F.X. leaned toward me. “Jack has been working on marketing the product up here, in mass quantities— not just in specialty shops like Bald
ucci’s and Zabars, and he came to us to do his advertising campaign.”
“With one proviso,” Jack added.
“That you be the copywriter,” Jason said.
Jack looked over at me. “You’re the only one I want to handle this, Liz. Otherwise, it’s a no-go.”
I took a deep breath. “So you’re getting me my job back?” I studied the faces of all three men.
“You’re an ace,” Jack replied. “From Tito’s perspective—the restaurant, not the man—it’s a sound business strategy.”
“It’s a freelance assignment,” Jason said, making a steeple with his fingers. “Work here. You’ve got the run of the shop. Whatever you need.”
“Whatever I need?” I asked, forming the words slowly and carefully.
Jason and F.X. nodded.
“I need . . . to say no.”
“What?” Jack looked incredulous.
My former bosses looked confused.
I spoke very softly. “F.X., Jason, you’re not out any money that you didn’t have yesterday. And if you think I screwed you out of a new client, I’m honestly sorry. But I can’t do this. It’s a kind gesture, but no thank you.

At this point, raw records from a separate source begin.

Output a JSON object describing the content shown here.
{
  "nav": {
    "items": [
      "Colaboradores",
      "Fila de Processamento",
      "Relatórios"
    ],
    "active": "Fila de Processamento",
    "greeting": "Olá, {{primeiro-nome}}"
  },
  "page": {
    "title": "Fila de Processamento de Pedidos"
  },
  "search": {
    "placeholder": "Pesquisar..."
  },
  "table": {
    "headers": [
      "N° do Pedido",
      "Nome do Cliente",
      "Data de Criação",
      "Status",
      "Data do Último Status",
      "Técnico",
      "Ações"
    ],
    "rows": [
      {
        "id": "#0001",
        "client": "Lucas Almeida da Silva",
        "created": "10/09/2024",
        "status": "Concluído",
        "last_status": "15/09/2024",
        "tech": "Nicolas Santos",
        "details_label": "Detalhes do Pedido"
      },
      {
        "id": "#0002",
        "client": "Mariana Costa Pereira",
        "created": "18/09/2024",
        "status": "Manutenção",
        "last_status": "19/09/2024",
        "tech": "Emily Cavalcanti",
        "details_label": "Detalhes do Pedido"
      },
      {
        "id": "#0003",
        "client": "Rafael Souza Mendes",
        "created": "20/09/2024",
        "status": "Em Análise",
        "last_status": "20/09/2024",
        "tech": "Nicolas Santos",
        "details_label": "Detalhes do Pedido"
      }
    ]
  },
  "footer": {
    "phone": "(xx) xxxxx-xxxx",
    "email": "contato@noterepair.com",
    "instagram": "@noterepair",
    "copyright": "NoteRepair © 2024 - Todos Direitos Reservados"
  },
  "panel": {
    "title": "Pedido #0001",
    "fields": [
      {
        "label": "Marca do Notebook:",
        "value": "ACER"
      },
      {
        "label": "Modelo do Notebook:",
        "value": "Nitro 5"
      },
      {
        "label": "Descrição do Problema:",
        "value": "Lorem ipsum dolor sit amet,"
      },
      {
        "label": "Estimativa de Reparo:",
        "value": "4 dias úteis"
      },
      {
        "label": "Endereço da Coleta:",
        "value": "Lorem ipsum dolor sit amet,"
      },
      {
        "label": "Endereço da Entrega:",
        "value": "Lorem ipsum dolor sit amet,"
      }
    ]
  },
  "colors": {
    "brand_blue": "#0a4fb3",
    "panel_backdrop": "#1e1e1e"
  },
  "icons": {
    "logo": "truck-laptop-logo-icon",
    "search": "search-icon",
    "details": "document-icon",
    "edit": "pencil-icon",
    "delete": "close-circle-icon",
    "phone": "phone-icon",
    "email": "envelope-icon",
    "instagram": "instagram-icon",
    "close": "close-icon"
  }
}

I’ve known these guys for years,” I said, nodding at Jason and F.X. “So there’s probably very little personal dirty linen we don’t feel relatively at ease airing in front of one another. Jack, I don’t need you to play my White Knight. I don’t want to be rescued by you, or want you to be the sole reason I have a source of income.”
I rose from the table. “So, I’m taking a pass. Thanks for breakfast. Enjoy the rest of your day.” I picked up my purse and walked toward the door, touching Jack on the shoulder as I went by. His scent made me miss him all the more, and I noticed, in the tiny glimpse I took as my hand rested ever so briefly on his jacket, that there was a small rip in the weave.